Have a single PCI device which contains three NICs, courtesy of Altera Ethernet cores. Must implement for WinXPe thus NDIS 5.1. MVPs have suggested implementing a WDM driver for each core, then a single NDIS driver that talks to the individual WDM drivers, which I do not understand, given that a single NDIS driver does not appear to have any concept of multiple ports or channels.
What if at DriverEntry the NDIS driver called NdisMInitializeWrapper once for each ethernet core? It would need to call each time with the same DriverObject, but would presumably get back a different NdisWrapperHandle with each call. That unique NdisWrapperHandle could be used as a context specifier for calls to all other NDIS driver functions.
That won't work; NdisMInitializeWrapper can only be called once per driver.
The rule is: you need to have one device node per network interface. Therefore, if you want 3 Ethernet interfaces, you'll need 3 device nodes in the system. There are a couple ways to get there:
The PCI bus will create a device node for each PCI function number. If your PCI device exposes 3 functions to the bus, then Windows will enumerate 3 miniport device objects. This makes the driver super simple. But, obviously, you have to be able to rejigger the hardware to do this.
Alternatively, if you are stuck with only one PCI device with one PCI function, then you need to multiplex the PCI-enumerated device node yourself. This means you should create your own Virtual Bus Driver (VBD).
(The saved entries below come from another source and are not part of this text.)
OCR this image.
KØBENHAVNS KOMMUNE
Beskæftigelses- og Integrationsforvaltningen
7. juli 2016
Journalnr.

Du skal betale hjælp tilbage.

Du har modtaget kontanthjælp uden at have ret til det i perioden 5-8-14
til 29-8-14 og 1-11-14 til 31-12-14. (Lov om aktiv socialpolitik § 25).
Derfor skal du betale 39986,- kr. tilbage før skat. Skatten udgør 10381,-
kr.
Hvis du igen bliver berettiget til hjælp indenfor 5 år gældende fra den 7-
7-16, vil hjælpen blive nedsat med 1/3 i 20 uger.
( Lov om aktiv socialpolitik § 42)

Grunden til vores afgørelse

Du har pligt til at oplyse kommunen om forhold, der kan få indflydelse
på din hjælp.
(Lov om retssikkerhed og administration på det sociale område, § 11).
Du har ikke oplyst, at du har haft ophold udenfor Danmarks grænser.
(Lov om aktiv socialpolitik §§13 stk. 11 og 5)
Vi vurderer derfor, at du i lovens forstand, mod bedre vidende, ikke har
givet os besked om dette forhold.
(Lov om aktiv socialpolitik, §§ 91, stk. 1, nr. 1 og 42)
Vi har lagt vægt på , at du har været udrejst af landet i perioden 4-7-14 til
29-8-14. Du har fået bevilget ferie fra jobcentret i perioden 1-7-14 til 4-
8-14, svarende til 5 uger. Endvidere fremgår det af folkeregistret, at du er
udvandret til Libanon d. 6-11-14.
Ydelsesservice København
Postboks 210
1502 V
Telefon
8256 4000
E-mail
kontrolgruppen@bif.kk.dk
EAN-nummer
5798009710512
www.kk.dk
The PCI bus enumerates one device node, which is associated with the driver for your VBD. Then your VBD turns around and enumerates 3 child nodes, each of which is associated with a miniport.
This approach takes considerably more work, since now you need to write two drivers. Fortunately, WDF makes writing a bus driver possible for mere mortals. Your VBD needs to implement code to share resources (interrupts, config space) among the child network miniports.
The big-name vendors are split on whether they chose option #1 or option #2, so both can work. From your description, it sounds like you've already been given advice to implement a VBD.